Menino isn’t reticent about his latest initiatives

A push for 30,000 new housing units by 2020. $11 million for an overhaul of a park in his rival’s neighborhood. Some 10,000 mobile devices in Boston Public Schools over the next two years in a bid to promote “electronic learning.”

Mayor Thomas Menino, who has not yet publicly said whether or not he will be running for another term, laid out those initiatives this week at the annual meeting of the Boston Municipal Research Bureau before an audience of business leaders and potential contenders for his seat
“As I speak with you today, I have never been more committed, more confident about our city,” Menino told the gathering of about 500 people at the Seaport Hotel.

Noting that the city has created 20,000 housing units in the last ten years, along with thousands of dorm beds, Menino said “groundwork” is needed for the additional 30,000 in the next 7 years. “We will work with experts inside and outside of government to prepare our city for the housing needs of all of our people, not just some of our people.”

The speech came days after City Councillor At-Large John Connolly held a rally at the Omni Parker House Hotel, with about 400 supporters in attendance, where he charged that Boston is losing working and middle class families even as its population has grown. He cited City Hall for a “disconnected, piecemeal economic development strategy,” despite a pharmaceutical company like Vertex moving into the growing “Innovation District” on South Boston’s waterfront.

“We need to focus more on transit-oriented development, more on workforce housing that prioritizes middle market 3-bedroom units for young families and affordable lofts for young artists and young professionals,” Connolly said.

Seated in the back of the room inside the Seaport Hotel for Menino’s speech, Connolly said it was “hard to disagree” with what Menino sketched out in his address. “The real question is where was the housing policy to keep young families and young talent ten years ago,” he said.

A top critic of the city’s school department, Connolly sat with the department’s chief financial officer and Superintendent Carol Johnson’s chief-of-staff, along with other late arrivals to the luncheon. Other attendees viewed as possible mayoral contenders were elsewhere in the room, including state Rep. Marty Walsh (D-Dorchester) and Councillors Rob Consalvo and Tito Jackson.

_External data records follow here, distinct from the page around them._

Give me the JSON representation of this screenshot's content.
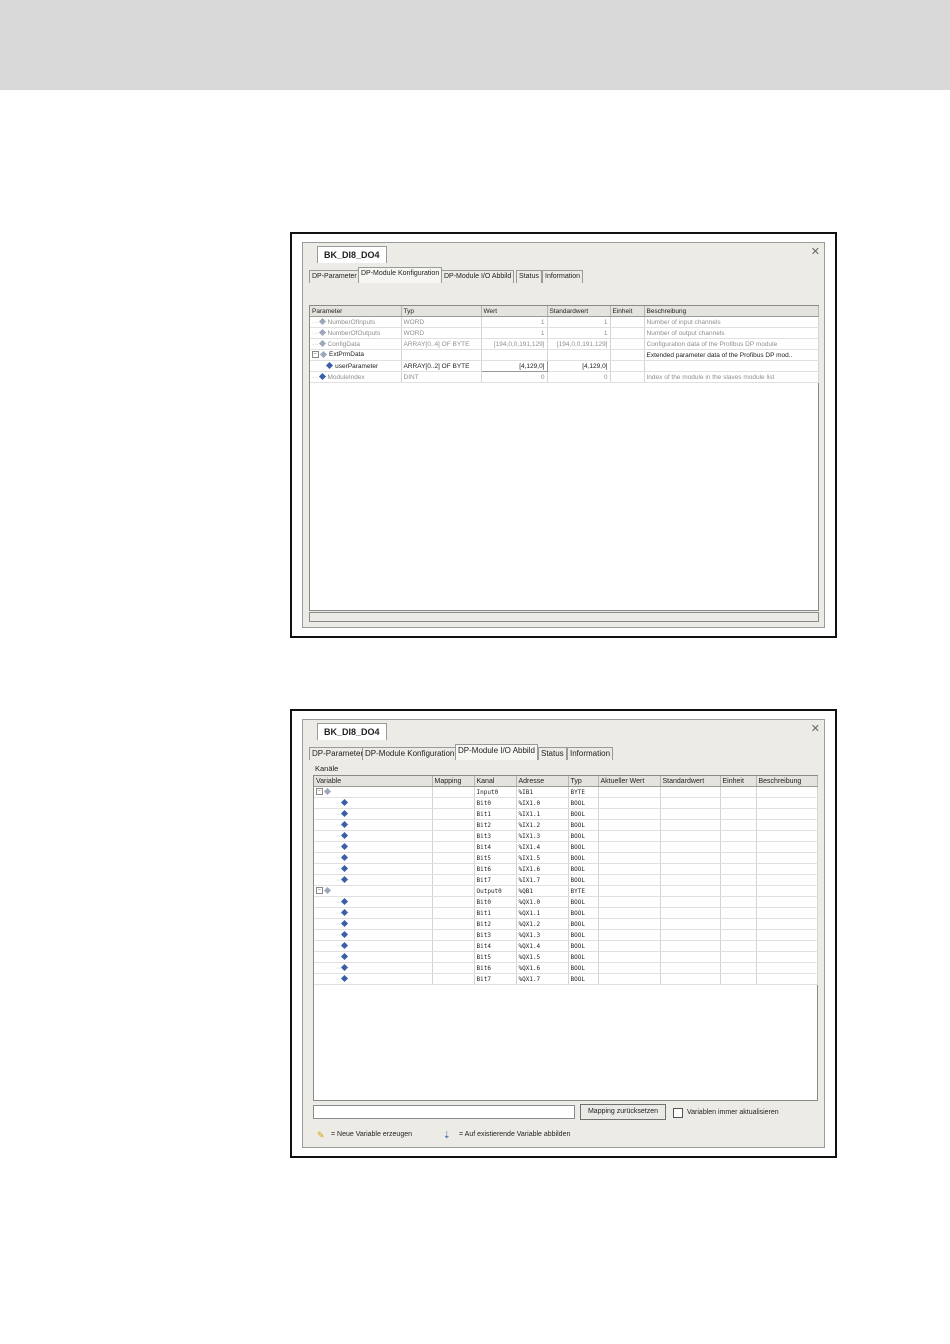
{
  "shot1": {
    "doc_tab": "BK_DI8_DO4",
    "tabs": [
      "DP-Parameter",
      "DP-Module Konfiguration",
      "DP-Module I/O Abbild",
      "Status",
      "Information"
    ],
    "columns": [
      "Parameter",
      "Typ",
      "Wert",
      "Standardwert",
      "Einheit",
      "Beschreibung"
    ],
    "rows": [
      {
        "param": "NumberOfInputs",
        "typ": "WORD",
        "wert": "1",
        "std": "1",
        "einheit": "",
        "desc": "Number of input channels"
      },
      {
        "param": "NumberOfOutputs",
        "typ": "WORD",
        "wert": "1",
        "std": "1",
        "einheit": "",
        "desc": "Number of output channels"
      },
      {
        "param": "ConfigData",
        "typ": "ARRAY[0..4] OF BYTE",
        "wert": "[194,0,0,191,129]",
        "std": "[194,0,0,191,129]",
        "einheit": "",
        "desc": "Configuration data of the Profibus DP module"
      },
      {
        "param": "ExtPrmData",
        "typ": "",
        "wert": "",
        "std": "",
        "einheit": "",
        "desc": "Extended parameter data of the Profibus DP mod.."
      },
      {
        "param": "userParameter",
        "typ": "ARRAY[0..2] OF BYTE",
        "wert": "[4,129,0]",
        "std": "[4,129,0]",
        "einheit": "",
        "desc": ""
      },
      {
        "param": "ModuleIndex",
        "typ": "DINT",
        "wert": "0",
        "std": "0",
        "einheit": "",
        "desc": "Index of the module in the slaves module list"
      }
    ]
  },
  "shot2": {
    "doc_tab": "BK_DI8_DO4",
    "tabs": [
      "DP-Parameter",
      "DP-Module Konfiguration",
      "DP-Module I/O Abbild",
      "Status",
      "Information"
    ],
    "section_label": "Kanäle",
    "columns": [
      "Variable",
      "Mapping",
      "Kanal",
      "Adresse",
      "Typ",
      "Aktueller Wert",
      "Standardwert",
      "Einheit",
      "Beschreibung"
    ],
    "rows": [
      {
        "kanal": "Input0",
        "adresse": "%IB1",
        "typ": "BYTE"
      },
      {
        "kanal": "Bit0",
        "adresse": "%IX1.0",
        "typ": "BOOL"
      },
      {
        "kanal": "Bit1",
        "adresse": "%IX1.1",
        "typ": "BOOL"
      },
      {
        "kanal": "Bit2",
        "adresse": "%IX1.2",
        "typ": "BOOL"
      },
      {
        "kanal": "Bit3",
        "adresse": "%IX1.3",
        "typ": "BOOL"
      },
      {
        "kanal": "Bit4",
        "adresse": "%IX1.4",
        "typ": "BOOL"
      },
      {
        "kanal": "Bit5",
        "adresse": "%IX1.5",
        "typ": "BOOL"
      },
      {
        "kanal": "Bit6",
        "adresse": "%IX1.6",
        "typ": "BOOL"
      },
      {
        "kanal": "Bit7",
        "adresse": "%IX1.7",
        "typ": "BOOL"
      },
      {
        "kanal": "Output0",
        "adresse": "%QB1",
        "typ": "BYTE"
      },
      {
        "kanal": "Bit0",
        "adresse": "%QX1.0",
        "typ": "BOOL"
      },
      {
        "kanal": "Bit1",
        "adresse": "%QX1.1",
        "typ": "BOOL"
      },
      {
        "kanal": "Bit2",
        "adresse": "%QX1.2",
        "typ": "BOOL"
      },
      {
        "kanal": "Bit3",
        "adresse": "%QX1.3",
        "typ": "BOOL"
      },
      {
        "kanal": "Bit4",
        "adresse": "%QX1.4",
        "typ": "BOOL"
      },
      {
        "kanal": "Bit5",
        "adresse": "%QX1.5",
        "typ": "BOOL"
      },
      {
        "kanal": "Bit6",
        "adresse": "%QX1.6",
        "typ": "BOOL"
      },
      {
        "kanal": "Bit7",
        "adresse": "%QX1.7",
        "typ": "BOOL"
      }
    ],
    "reset_button": "Mapping zurücksetzen",
    "always_update_label": "Variablen immer aktualisieren",
    "legend_new": "= Neue Variable erzeugen",
    "legend_existing": "= Auf existierende Variable abbilden"
  }
}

Menino’s speech was in some ways a continuation of his State of the City speech in January, highlighting the city’s economic growth over the course of his term and announcing the head of a new Women’s Workforce Council, Cathy Minehan, former president of the Federal Reserve Bank of Boston, who will help young women negotiate for better pay.

The mayor also announced the co-chairs of a “quality advisory panel,” which was the recommendation of a group of academics and parents who advised the mayor on overhauling the city’s complex and unpopular school assignment process. Meg Campbell, a Dorchester resident who serves on the School Committee and is a founding member of the Codman Academy Charter Public School, will co-chair the new panel, as will Boston University Dean of Education Hardin Coleman, who also co-chaired the school assignment group.

Menino returned to his Hyde Park home on Saturday, after a three-month stay at the Parkman House, the city-owned house on Beacon Hill to which he headed after a two-month hospital stay at the end of last year.

In the speech, Menino reiterated his opposition to changing the make-up of the mayorally appointed School Committee. District 3 City Councillor Frank Baker has proposed a switch to a committee with three members who are elected and four who are appointed, arguing that it would bring more accountability to an unelected body.

The Boston Municipal Research Bureau has registered its opposition to the proposal. “You advocate for many good ideas,” Menino said at the beginning of his speech. “You rightfully push back against bad ones, like re-politicizing the Boston School Committee. This proposal would only put the special interests ahead of our kids’ interests.”

The mayor, who has served five terms, did not provide a hint of his elecgoral plans at the luncheon, instead offering a variation of what he has said at recent fundraisers. “We pile progress on top of progress,” he said. “And that job is never done.”